In Guangdong, the technology hub of Shenzhen was last month locked down for one week, while manufacturing base Dongguan salvaged factory activity by keeping workers in so-called “closed loops,” where they lived on site.
Several cities in Jiangsu, including the key electronics hub of Suzhou near Shanghai, also tightened controls as infections rose.
The other laggards included Henan, Liaoning, Shanghai and Tianjin. The latter, a port city that recorded China’s first community spread of the Omicron variant of SARS-CoV-2 in January, expanded just 0.1 percent and had been struggling before the latest outbreak.
The first-quarter data made public so far includes 28 of China’s 31 provincial-level jurisdictions. Jilin, Xinjiang and Tibet, which contributed just 3.13 percent of national GDP, have yet to disclose results.

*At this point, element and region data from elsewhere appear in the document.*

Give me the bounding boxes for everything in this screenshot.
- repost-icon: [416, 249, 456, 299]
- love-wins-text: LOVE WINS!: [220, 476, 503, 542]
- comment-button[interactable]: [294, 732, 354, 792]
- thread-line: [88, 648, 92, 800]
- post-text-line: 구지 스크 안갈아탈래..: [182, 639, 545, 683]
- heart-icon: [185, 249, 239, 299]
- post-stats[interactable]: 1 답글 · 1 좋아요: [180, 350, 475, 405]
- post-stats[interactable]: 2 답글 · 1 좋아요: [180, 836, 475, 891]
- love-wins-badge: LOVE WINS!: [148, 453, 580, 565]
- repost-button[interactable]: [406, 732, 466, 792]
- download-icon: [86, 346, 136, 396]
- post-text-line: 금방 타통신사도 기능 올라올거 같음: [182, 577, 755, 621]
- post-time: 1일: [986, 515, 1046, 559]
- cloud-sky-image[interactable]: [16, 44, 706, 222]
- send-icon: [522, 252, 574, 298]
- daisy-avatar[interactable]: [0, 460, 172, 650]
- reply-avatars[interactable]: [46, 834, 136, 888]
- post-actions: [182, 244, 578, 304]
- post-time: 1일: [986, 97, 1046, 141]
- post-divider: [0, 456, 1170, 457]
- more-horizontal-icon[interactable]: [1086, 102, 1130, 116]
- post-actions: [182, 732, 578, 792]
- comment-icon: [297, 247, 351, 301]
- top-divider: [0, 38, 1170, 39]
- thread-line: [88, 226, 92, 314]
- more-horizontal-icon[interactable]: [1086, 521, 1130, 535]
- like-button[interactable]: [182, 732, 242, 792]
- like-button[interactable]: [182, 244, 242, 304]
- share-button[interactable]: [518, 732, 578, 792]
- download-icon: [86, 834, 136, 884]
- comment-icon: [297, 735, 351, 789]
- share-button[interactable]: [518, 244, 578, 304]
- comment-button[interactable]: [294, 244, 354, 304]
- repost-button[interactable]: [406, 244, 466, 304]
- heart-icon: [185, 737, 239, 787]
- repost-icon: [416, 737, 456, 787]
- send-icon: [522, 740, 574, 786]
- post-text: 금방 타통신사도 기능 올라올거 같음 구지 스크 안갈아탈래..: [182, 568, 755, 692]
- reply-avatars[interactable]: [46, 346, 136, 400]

Jiangxi Province was the quarter’s best performer, with its economy growing 6.9 percent. The southeastern province, known for its fine porcelain, recorded retail sales growth of 8.9 percent.
Investment and industrial production in Jiangxi were also strikingly robust, up 15.6 percent and 9.5 percent respectively.
However, China’s overall growth outlook is weakening, as lockdowns in places such as Shanghai drag on and as infections start to rise in Beijing, prompting fears of strict curbs there.
Economists have slashed their growth forecasts due to the country’s strict adherence to its “zero COVID” policy.
The latest survey conduction by Bloomberg News found that GDP is expected to grow 4.9 percent this year, far short of Beijing’s target of about 5.5 percent.